E nisso reside todo o disclaimer que apresentei no começo do texto: embora seja uma aula de física, o livro não pretende ensinar os conceitos da disciplina. Ainda assim, o livro pode ser uma boa ferramenta de ensino. E por quê? Helen tem um trunfo que é difícil de ser perseguido e mantido durante aulas convencionais: manter a constante contextualização com situações do cotidiano ou com tecnologias que são amplamente conhecidas e até utilizadas. Todos nós temos acesso a geladeiras, fogões e liquidificadores, ao mesmo tempo em que todos já ouvimos falar no telescópio espacial Hubble, em ondas de rádio e até nas mudanças de estado físico das substâncias. Mas poucos conseguem traçar paralelos tão bem articulados quanto os que Czerski traça em seu livro. Apresentar as bases de sua pesquisa em oceanografia discutindo de forma clara como as bolhas se formam nos líquidos graças a viscosidade e explicar como essa viscosidade é contribui para a formação da nata no leite e até para o diagnóstico da tuberculose é algo que apenas bons autores de divulgação científica – e bons professores de ciências da natureza – conseguiram fazer. Todos, de educadores a divulgadores, de alunos a sociedade em geral, só tem a ganhar quando uma obra como “Tempestade numa xícara de chá” consegue ser utilizada no contexto de divulgação e de educação cientifica.
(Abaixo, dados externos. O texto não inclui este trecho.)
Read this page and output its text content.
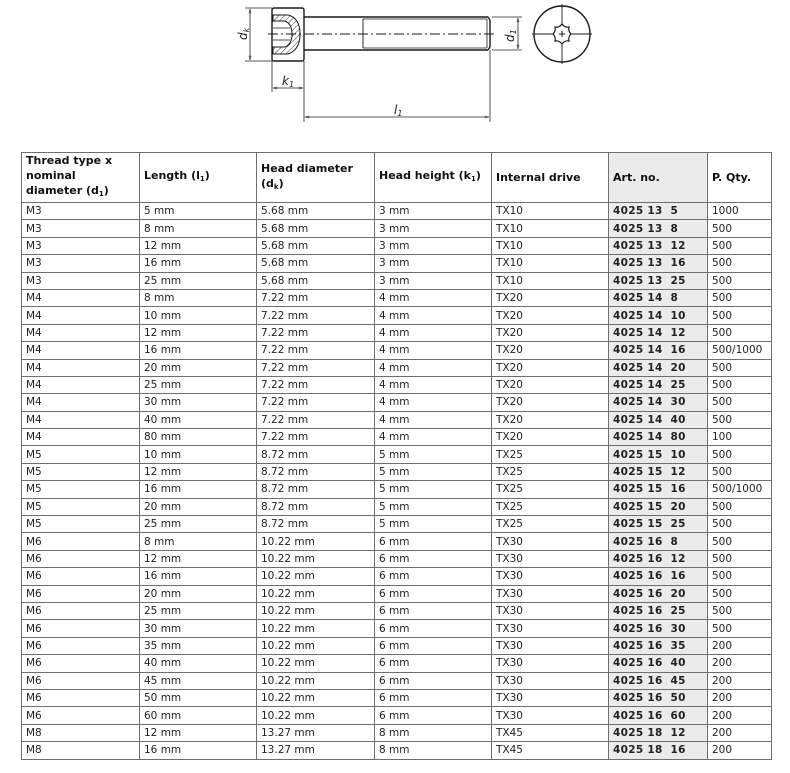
dk
d1
k1
l1
Thread type x nominal diameter $(d_1)$	Length $(l_1)$	Head diameter $(d_k)$	Head height $(k_1)$	Internal drive	Art. no.	P. Qty.
M3	5 mm	5.68 mm	3 mm	TX10	4025 13  5	1000
M3	8 mm	5.68 mm	3 mm	TX10	4025 13  8	500
M3	12 mm	5.68 mm	3 mm	TX10	4025 13  12	500
M3	16 mm	5.68 mm	3 mm	TX10	4025 13  16	500
M3	25 mm	5.68 mm	3 mm	TX10	4025 13  25	500
M4	8 mm	7.22 mm	4 mm	TX20	4025 14  8	500
M4	10 mm	7.22 mm	4 mm	TX20	4025 14  10	500
M4	12 mm	7.22 mm	4 mm	TX20	4025 14  12	500
M4	16 mm	7.22 mm	4 mm	TX20	4025 14  16	500/1000
M4	20 mm	7.22 mm	4 mm	TX20	4025 14  20	500
M4	25 mm	7.22 mm	4 mm	TX20	4025 14  25	500
M4	30 mm	7.22 mm	4 mm	TX20	4025 14  30	500
M4	40 mm	7.22 mm	4 mm	TX20	4025 14  40	500
M4	80 mm	7.22 mm	4 mm	TX20	4025 14  80	100
M5	10 mm	8.72 mm	5 mm	TX25	4025 15  10	500
M5	12 mm	8.72 mm	5 mm	TX25	4025 15  12	500
M5	16 mm	8.72 mm	5 mm	TX25	4025 15  16	500/1000
M5	20 mm	8.72 mm	5 mm	TX25	4025 15  20	500
M5	25 mm	8.72 mm	5 mm	TX25	4025 15  25	500
M6	8 mm	10.22 mm	6 mm	TX30	4025 16  8	500
M6	12 mm	10.22 mm	6 mm	TX30	4025 16  12	500
M6	16 mm	10.22 mm	6 mm	TX30	4025 16  16	500
M6	20 mm	10.22 mm	6 mm	TX30	4025 16  20	500
M6	25 mm	10.22 mm	6 mm	TX30	4025 16  25	500
M6	30 mm	10.22 mm	6 mm	TX30	4025 16  30	500
M6	35 mm	10.22 mm	6 mm	TX30	4025 16  35	200
M6	40 mm	10.22 mm	6 mm	TX30	4025 16  40	200
M6	45 mm	10.22 mm	6 mm	TX30	4025 16  45	200
M6	50 mm	10.22 mm	6 mm	TX30	4025 16  50	200
M6	60 mm	10.22 mm	6 mm	TX30	4025 16  60	200
M8	12 mm	13.27 mm	8 mm	TX45	4025 18  12	200
M8	16 mm	13.27 mm	8 mm	TX45	4025 18  16	200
Por isso, diria que esse livro de Helen Czerski, “Tempestade numa xícara de chá” poderia muito bem ser item obrigatório nas bibliotecas escolares e na coleção privada de professores de disciplinas das ciências da natureza. As inúmeras conexões que Helen consegue traçar abrem um leque de possibilidades para o uso dos textos do livro em sala de aula, seja como parte da discussão conceitual, seja como parte de um projeto ou atividade interdisciplinar. Experimente, por exemplo, apresentar a pergunta sobre como animais marinhos, como a baleia cachalote citada anteriormente, conseguem manter a sua respiração mesmo quando submersas. A coleção de perguntas que passa a surgir para tentar explicar este efeito é incrível e tende a motivar os alunos em busca da resposta. Aliás, já fizemos esse convite para a busca pela respostas [4] e o livro de Helen oferece um farto material para isso.

Se há um defeito no livro de Czerski, é o defeito de terminar. Não porque ele termina apresentando todas as respostas, mas sim, levantando ainda mais perguntas sobre o mundo que nos cerca. Como bem escreve a autora na introdução do livro: “a essência da ciência é experimentar com os princípios por si mesmo, levando em conta todas as evidências disponíveis para chegar às suas próprias conclusões”. Este livro é apenas o início. E que excelente começo!

O livro “Tempestade numa xícara de chá: a física do dia a dia” está disponível em formato impresso e digital nos principais marketplaces do Brasil e no site da Editora Record.

[1] Não existem respostas prontas para qual o modelo mais adequado de divulgação científica, isto é, qual deveria ser o modelo para que a divulgação da ciência seja a mais adequada, universal e compreensível possível. Contudo, o consenso aponta para duas coisas: menos sensacionalismo e mais correção conceitual (estou olhando para você, efeito Datena) e a adequação frente aos objetivos e o seu público alvo.
[2] Helen Czerski é física, oceanógrafa e apresentadora de TV. Para um perfil completo, consulte o seu verbete na Wikipédia: https://pt.wikipedia.org/wiki/Helen_Czerski
[3]Equivalentes a velocidades de 1260 km/h e de 1800 km/h, respectivamente!